As I looked at the photos, I realized that I found myself unable to relate to any of the adoptees who were searching for answers. All of the adoptees had clues and tidbits of information they could use to help locate their birth parents. If I were to create a poster, it would be empty. The only clues I have to the mystery of who my birth parents were are my face and the blood running through my veins.

So many birth parents out there are well-intentioned and selflessly relinquish their rights to their children because they aren’t ready to be parents or they can’t provide their children with the necessities and opportunities they need and deserve. Some have the opportunity to choose their children’s adoptive families and some enter into open adoptions. Other birth parents have their rights involuntary terminated as a result of abuse, neglect and/or poverty. Sadly, there are also birth parents who never had any intention of relinquishing their rights and had their children taken from them as a result of corruption, kidnapping and other horrible injustices. Lastly, there are birth parents like mine, who chose to abandon their children for reasons unknown.

As an adoptee who was abandoned and left without any identifying information, the questions that will never be answered cause me the most pain and heartache. The words left unsaid are the things I long to know most about who I was and where I came from.

I have no memories of my birth mother’s face. I don’t know if she ever held me or told me that she loved me. Did she sing me lullabies and rock me to sleep? Did she comfort me when I cried? When she looked into my eyes, was she reminded of my birth father or, perhaps, her own mother? She didn’t leave me with information about my name or the date and time I was born. She didn’t tell me if I was born at home or in a hospital. She didn’t tell me if I was a good baby or if I was colicky. She didn’t leave me a photo from when I was a baby — a milestone captured on paper that so many people are so blessed to have. She didn’t tell me why it took her a whole year to decide that she couldn’t keep me.

The words my birth mother never said — never left me with — have formed a void in my life that has left me feeling empty and incomplete. I would give anything to know the health and lifespans of my ancestors. While I was searching for medical answers of my own a few years ago, I would have given anything to have known if anyone in my birth family had lupus. I would give anything to be able to pass tidbits of family history onto my sons, rather than staring at the blank pages of their maternal family medical histories.

My birth mother never told me if my laugh sounded like hers.

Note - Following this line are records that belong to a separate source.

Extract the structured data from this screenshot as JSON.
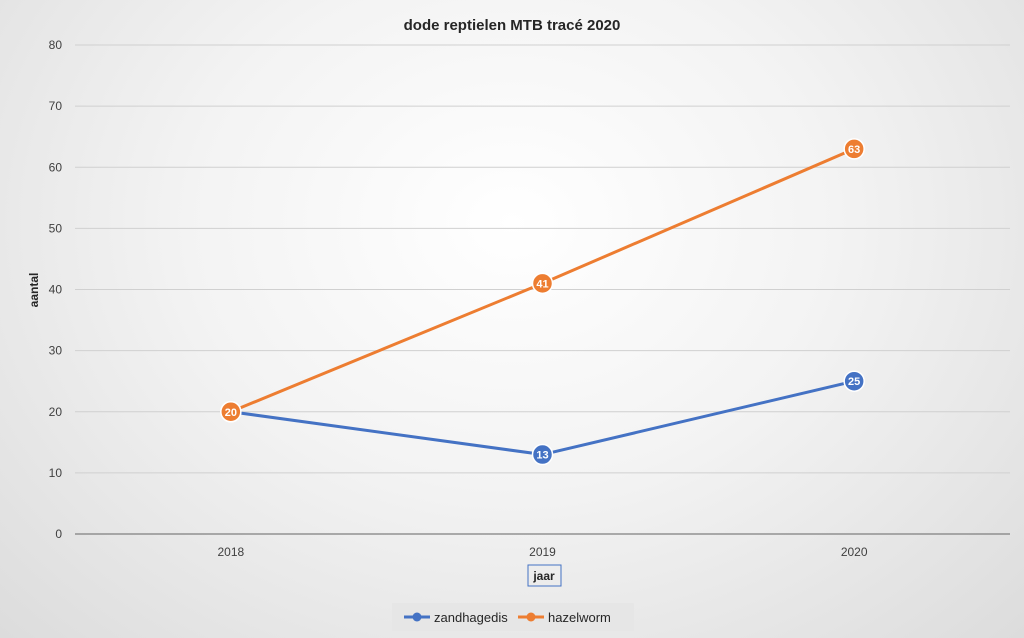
{
  "chart_data": {
    "type": "line",
    "title": "dode reptielen MTB tracé 2020",
    "xlabel": "jaar",
    "ylabel": "aantal",
    "categories": [
      "2018",
      "2019",
      "2020"
    ],
    "ylim": [
      0,
      80
    ],
    "yticks": [
      0,
      10,
      20,
      30,
      40,
      50,
      60,
      70,
      80
    ],
    "grid": true,
    "legend_position": "bottom",
    "series": [
      {
        "name": "zandhagedis",
        "values": [
          20,
          13,
          25
        ],
        "color": "#4472C4",
        "data_labels": [
          "",
          "13",
          "25"
        ]
      },
      {
        "name": "hazelworm",
        "values": [
          20,
          41,
          63
        ],
        "color": "#ED7D31",
        "data_labels": [
          "20",
          "41",
          "63"
        ]
      }
    ]
  }
}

She never told me if I inherited my stubbornness from my birth father or my love of music from my birth grandmother. She never told me if I have siblings. I will never know who in my birth family shares my love for writing and photography. I will never know if my birth mother thinks about me or wonders about the person I have become. I will never know if she wanted me to find her. I will never know if I was wanted or loved. I will never know why she felt she couldn’t keep me or why she chose to abandon me.

The things she never said — the things she took with her when she left me behind — are keys to a mystery that will never be solved. The action of leaving me — of abandoning me — will forever be a source of pain and loss in my life. But, the words that I imagine were in her heart and on her lips when she left me are the words that give me hope. I hold onto the things she never said with the belief that those words were filled with love and sadness, pain and promise, and hope for the dreams she had for me.

The words that I hold closest to my heart are the words she never said.”